Por que a imprensa esconde as quadrilhas da Serra investigadas na Operação Caritas?
Leio desde a tragédia com a queda do avião em Gramado, no domingo, todo tipo de abordagem crítica sobre o que a Serra do turismo e do entretenimento significa para o Rio Grande do Sul.
E se repetem as análises sobre o espírito dos negócios na região e sobre o que seria o cenário brega e artificial de Gramado e Canela, que tem até cópia de plástico da estátua da liberdade.
Há um contingente crítico que aponta sempre na direção de que existem excessos. Mas as observações geralmente ficam no que é visível.
Poucos lembram que há subterrâneos e podridão. Que há crimes graves envolvendo milhões desviados do setor público. E poucos dos que tentam ver essa vasta parte encoberta são jornalistas.
Jornalistas que falam e escrevem sobre o que seriam Gramado e Canela não sabem, ou se negam a saber, que uma investigação tenta chegar, há três anos, aos chefes de quadrilhas da região.
Gente poderosa que fraudava licitações e licenças ambientais, que superfaturava gastos com eventos e desviava até dinheiro da saúde. Com a participação de servidores públicos, empresários e agregados desse empreendedorismo.
A investigação chama-se Operação Caritas e envolve polícia e Ministério Público. E os jornalistas não querem saber dessa investigação. Jornalista gosta de debater a índole da prosperidade predatória e suas controvérsias.
Mas a Caritas não se presta a discordâncias e controvérsias. É um caso policial com fatos já comprovados, com dois secretários de Canela que já foram presos, com dezenas de envolvidos em organizações criminosas.
Mas os jornalistas, com as exceções (sempre elas) não tratam disso. Preferem as controvérsias.
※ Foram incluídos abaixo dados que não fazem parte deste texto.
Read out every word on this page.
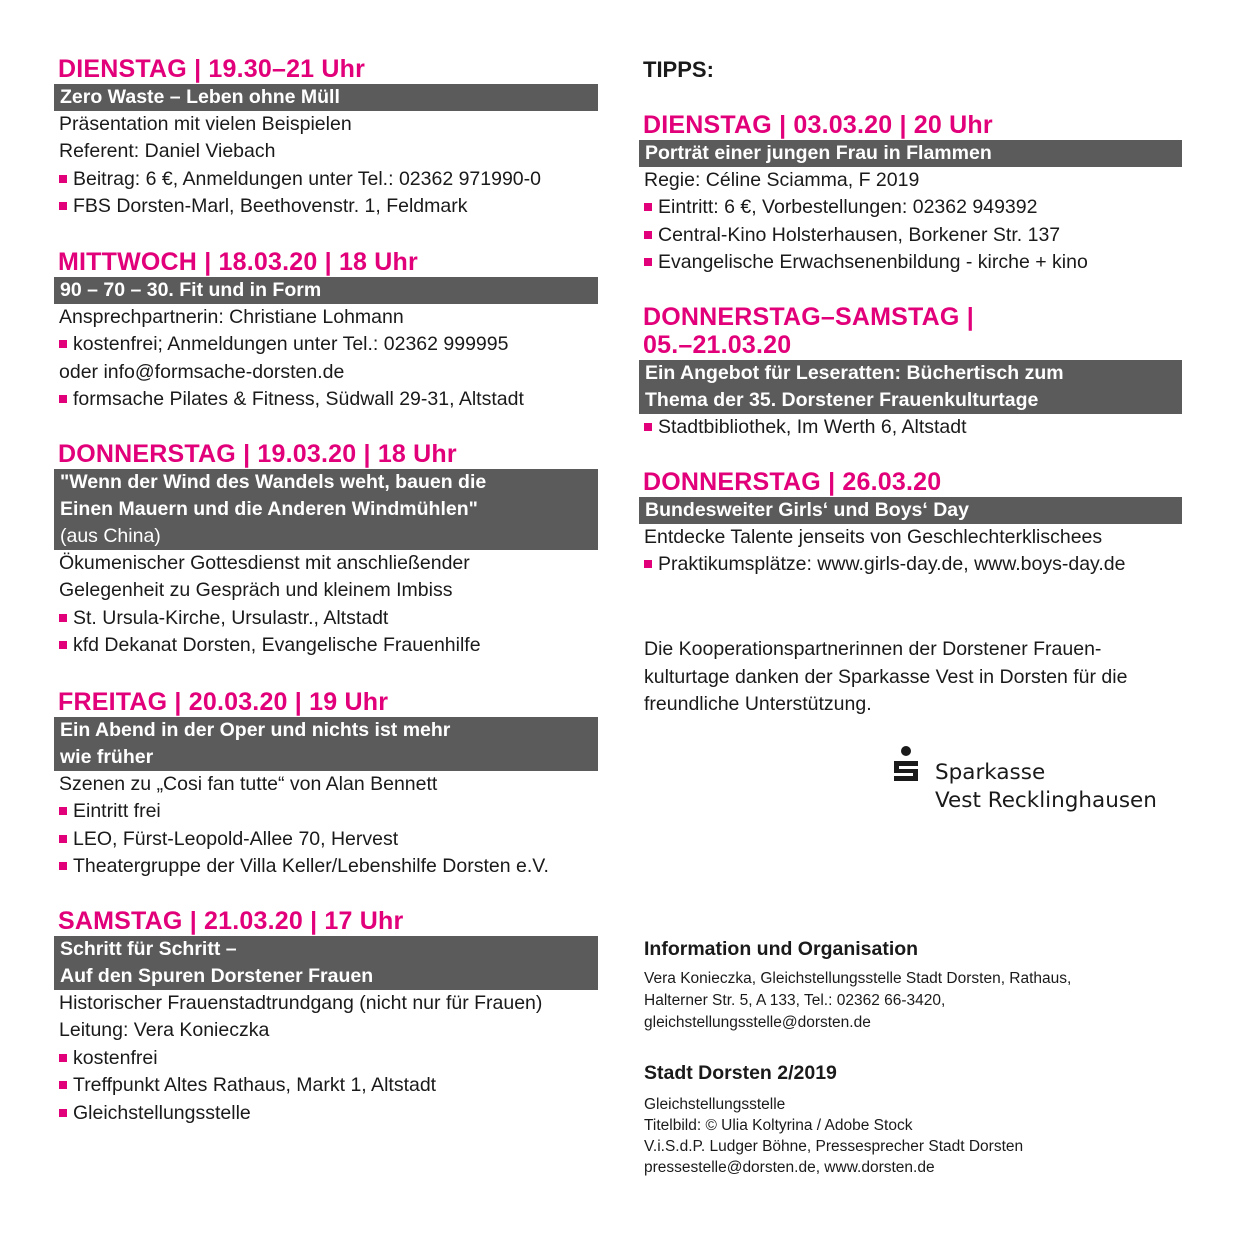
DIENSTAG | 19.30–21 Uhr
Zero Waste – Leben ohne Müll
Präsentation mit vielen Beispielen
Referent: Daniel Viebach
Beitrag: 6 €, Anmeldungen unter Tel.: 02362 971990-0
FBS Dorsten-Marl, Beethovenstr. 1, Feldmark
MITTWOCH | 18.03.20 | 18 Uhr
90 – 70 – 30. Fit und in Form
Ansprechpartnerin: Christiane Lohmann
kostenfrei; Anmeldungen unter Tel.: 02362 999995
oder info@formsache-dorsten.de
formsache Pilates & Fitness, Südwall 29-31, Altstadt
DONNERSTAG | 19.03.20 | 18 Uhr
"Wenn der Wind des Wandels weht, bauen die
Einen Mauern und die Anderen Windmühlen"
(aus China)
Ökumenischer Gottesdienst mit anschließender
Gelegenheit zu Gespräch und kleinem Imbiss
St. Ursula-Kirche, Ursulastr., Altstadt
kfd Dekanat Dorsten, Evangelische Frauenhilfe
FREITAG | 20.03.20 | 19 Uhr
Ein Abend in der Oper und nichts ist mehr
wie früher
Szenen zu „Cosi fan tutte“ von Alan Bennett
Eintritt frei
LEO, Fürst-Leopold-Allee 70, Hervest
Theatergruppe der Villa Keller/Lebenshilfe Dorsten e.V.
SAMSTAG | 21.03.20 | 17 Uhr
Schritt für Schritt –
Auf den Spuren Dorstener Frauen
Historischer Frauenstadtrundgang (nicht nur für Frauen)
Leitung: Vera Konieczka
kostenfrei
Treffpunkt Altes Rathaus, Markt 1, Altstadt
Gleichstellungsstelle
TIPPS:
DIENSTAG | 03.03.20 | 20 Uhr
Porträt einer jungen Frau in Flammen
Regie: Céline Sciamma, F 2019
Eintritt: 6 €, Vorbestellungen: 02362 949392
Central-Kino Holsterhausen, Borkener Str. 137
Evangelische Erwachsenenbildung - kirche + kino
DONNERSTAG–SAMSTAG |
05.–21.03.20
Ein Angebot für Leseratten: Büchertisch zum
Thema der 35. Dorstener Frauenkulturtage
Stadtbibliothek, Im Werth 6, Altstadt
DONNERSTAG | 26.03.20
Bundesweiter Girls‘ und Boys‘ Day
Entdecke Talente jenseits von Geschlechterklischees
Praktikumsplätze: www.girls-day.de, www.boys-day.de
Die Kooperationspartnerinnen der Dorstener Frauen-
kulturtage danken der Sparkasse Vest in Dorsten für die
freundliche Unterstützung.
Sparkasse
Vest Recklinghausen
Information und Organisation
Vera Konieczka, Gleichstellungsstelle Stadt Dorsten, Rathaus,
Halterner Str. 5, A 133, Tel.: 02362 66-3420,
gleichstellungsstelle@dorsten.de
Stadt Dorsten 2/2019
Gleichstellungsstelle
Titelbild: © Ulia Koltyrina / Adobe Stock
V.i.S.d.P. Ludger Böhne, Pressesprecher Stadt Dorsten
pressestelle@dorsten.de, www.dorsten.de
Por quê? Porque jornalistas já não sabem mais, ou não querem saber, como sabiam até pouco tempo atrás, dessas realidades incômodas.
Jornalista prefere polêmica e debate de teorias. O caso de Canela e Gramado, onde há áreas de encosta com deslizamentos e afundamentos, pela ocupação desordenada, é um caso policial. Não é controvérsia.
Podem perguntar. Mas e tu, o que tens feito para que isso mude? Eu já tentei fazer a minha parte, escrevi, levei portas na cara e cansei. Porque não tenho mais fôlego e paciência para esse tipo de trabalho. Mas muita gente tem ou deveria ter.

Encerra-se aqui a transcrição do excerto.